Pertama, berdasarkan bukti dan pengalaman yang ada dari pandemi-pandemi sebelumnya, kemungkinan besar SARS-CoV-2 akan terus beredar di tahun-tahun mendatang, bahkan setelah WHO menyatakan pandemi ini telah berakhir. Penyakit ini masih dapat menyebabkan penyakit dan bahkan komplikasi kesehatan yang serius pada kelompok berisiko tinggi.

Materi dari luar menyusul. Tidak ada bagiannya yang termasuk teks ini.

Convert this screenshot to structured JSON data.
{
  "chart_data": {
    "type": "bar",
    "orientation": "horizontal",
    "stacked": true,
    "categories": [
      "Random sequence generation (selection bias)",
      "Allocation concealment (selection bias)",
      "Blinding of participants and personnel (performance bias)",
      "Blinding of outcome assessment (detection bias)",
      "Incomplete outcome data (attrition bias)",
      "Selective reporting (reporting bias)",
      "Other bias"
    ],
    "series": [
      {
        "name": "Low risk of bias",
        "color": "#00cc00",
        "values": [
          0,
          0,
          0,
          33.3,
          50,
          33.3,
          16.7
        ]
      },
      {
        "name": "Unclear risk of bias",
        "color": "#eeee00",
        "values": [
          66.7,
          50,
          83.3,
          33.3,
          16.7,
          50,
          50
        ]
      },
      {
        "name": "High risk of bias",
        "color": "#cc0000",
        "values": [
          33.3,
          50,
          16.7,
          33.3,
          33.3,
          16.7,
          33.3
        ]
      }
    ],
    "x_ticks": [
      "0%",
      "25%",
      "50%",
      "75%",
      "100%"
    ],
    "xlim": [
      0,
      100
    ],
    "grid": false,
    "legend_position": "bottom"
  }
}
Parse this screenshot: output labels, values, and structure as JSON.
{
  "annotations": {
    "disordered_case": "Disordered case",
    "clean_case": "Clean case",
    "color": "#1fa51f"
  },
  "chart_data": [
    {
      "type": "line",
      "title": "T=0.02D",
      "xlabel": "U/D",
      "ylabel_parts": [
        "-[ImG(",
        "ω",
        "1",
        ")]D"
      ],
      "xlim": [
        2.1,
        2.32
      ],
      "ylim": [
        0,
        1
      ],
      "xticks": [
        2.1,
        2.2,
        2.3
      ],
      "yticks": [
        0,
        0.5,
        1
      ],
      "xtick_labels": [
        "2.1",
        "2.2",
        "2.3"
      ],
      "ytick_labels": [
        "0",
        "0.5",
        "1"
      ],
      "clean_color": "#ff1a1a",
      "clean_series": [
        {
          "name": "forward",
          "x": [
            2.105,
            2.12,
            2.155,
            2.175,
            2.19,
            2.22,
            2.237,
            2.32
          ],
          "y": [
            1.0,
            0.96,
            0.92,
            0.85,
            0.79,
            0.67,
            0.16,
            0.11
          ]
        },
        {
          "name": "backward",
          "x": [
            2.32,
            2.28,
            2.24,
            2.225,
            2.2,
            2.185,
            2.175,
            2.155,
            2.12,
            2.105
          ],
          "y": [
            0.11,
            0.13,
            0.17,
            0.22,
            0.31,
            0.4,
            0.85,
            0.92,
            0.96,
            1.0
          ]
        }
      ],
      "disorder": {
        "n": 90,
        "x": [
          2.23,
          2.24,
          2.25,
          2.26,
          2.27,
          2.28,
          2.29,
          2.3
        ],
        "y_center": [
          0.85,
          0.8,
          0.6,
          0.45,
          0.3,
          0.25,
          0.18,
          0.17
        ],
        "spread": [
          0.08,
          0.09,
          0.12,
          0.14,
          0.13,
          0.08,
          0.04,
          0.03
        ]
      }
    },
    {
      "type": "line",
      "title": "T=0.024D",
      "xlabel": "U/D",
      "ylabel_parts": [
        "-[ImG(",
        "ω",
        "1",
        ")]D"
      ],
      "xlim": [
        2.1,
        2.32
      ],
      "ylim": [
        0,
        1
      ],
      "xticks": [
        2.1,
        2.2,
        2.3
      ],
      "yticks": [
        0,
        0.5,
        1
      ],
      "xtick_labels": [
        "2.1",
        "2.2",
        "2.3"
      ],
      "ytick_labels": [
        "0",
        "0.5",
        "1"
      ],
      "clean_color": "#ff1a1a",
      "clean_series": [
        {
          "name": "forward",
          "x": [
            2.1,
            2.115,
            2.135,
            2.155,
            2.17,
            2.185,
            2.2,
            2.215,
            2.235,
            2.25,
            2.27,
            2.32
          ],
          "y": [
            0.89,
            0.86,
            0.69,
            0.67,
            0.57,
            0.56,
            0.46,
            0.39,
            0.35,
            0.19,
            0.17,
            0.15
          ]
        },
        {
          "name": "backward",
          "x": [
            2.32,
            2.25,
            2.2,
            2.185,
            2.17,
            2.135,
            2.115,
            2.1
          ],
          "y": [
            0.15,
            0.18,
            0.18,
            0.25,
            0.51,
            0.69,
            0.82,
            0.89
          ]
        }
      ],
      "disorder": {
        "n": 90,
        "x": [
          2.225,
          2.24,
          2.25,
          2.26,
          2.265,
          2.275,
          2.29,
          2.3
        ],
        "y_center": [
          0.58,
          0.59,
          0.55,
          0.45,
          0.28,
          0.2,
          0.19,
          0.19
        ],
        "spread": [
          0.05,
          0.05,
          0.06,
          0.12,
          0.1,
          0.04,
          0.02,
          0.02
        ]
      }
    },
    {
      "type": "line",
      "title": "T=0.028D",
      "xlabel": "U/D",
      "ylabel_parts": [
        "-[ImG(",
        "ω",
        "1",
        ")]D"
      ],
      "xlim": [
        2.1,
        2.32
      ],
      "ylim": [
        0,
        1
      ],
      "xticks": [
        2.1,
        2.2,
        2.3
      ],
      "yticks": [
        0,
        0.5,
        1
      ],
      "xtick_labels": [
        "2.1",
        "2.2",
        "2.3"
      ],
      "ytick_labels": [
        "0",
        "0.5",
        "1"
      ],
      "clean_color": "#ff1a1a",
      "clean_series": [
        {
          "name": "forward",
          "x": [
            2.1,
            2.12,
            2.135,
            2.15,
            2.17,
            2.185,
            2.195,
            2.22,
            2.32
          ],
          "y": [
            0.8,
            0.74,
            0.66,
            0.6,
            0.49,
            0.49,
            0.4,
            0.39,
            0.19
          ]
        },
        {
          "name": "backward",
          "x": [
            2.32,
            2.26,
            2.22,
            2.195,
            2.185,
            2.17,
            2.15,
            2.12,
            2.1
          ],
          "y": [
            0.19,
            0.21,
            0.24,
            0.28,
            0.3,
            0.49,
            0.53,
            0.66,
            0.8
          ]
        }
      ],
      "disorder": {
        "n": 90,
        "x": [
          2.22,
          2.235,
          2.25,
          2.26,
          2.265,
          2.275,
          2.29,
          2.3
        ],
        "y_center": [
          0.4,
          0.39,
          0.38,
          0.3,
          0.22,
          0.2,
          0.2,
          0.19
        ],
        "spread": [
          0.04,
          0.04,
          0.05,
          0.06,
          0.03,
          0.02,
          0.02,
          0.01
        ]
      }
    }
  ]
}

Situasi secara keseluruhan kini terkendali, jauh lebih baik dibandingkan dua tahun terakhir pandemi ini. Namun, kita harus mewaspadai pasien COVID berkepanjangan, yaitu orang yang sudah sembuh dari infeksi namun masih mengalami gangguan kesehatan.

Kedua, masih banyak pertanyaan mengenai COVID-19 dan kami hanya memiliki jawaban yang jelas untuk beberapa pertanyaan tersebut. Kemajuan ilmu pengetahuan dan teknologi akan membantu kita mengenal penyakit ini dan cara mengendalikannya dengan lebih baik.

Ketiga, kewaspadaan yang berkelanjutan sangatlah penting. Pengawasan, vaksinasi, dan manajemen klinis akan terus diperlukan selama periode pascapandemi. Kita juga harus tetap waspada terhadap penyakit dan pandemi yang muncul di masa depan.

Baru-baru ini, Ghebreyesus mengatakan dia “berharap” pandemi COVID-19 tidak lagi dianggap sebagai darurat global pada tahun 2023. Kami berbagi harapan dan harapan ini agar menjadi kenyataan.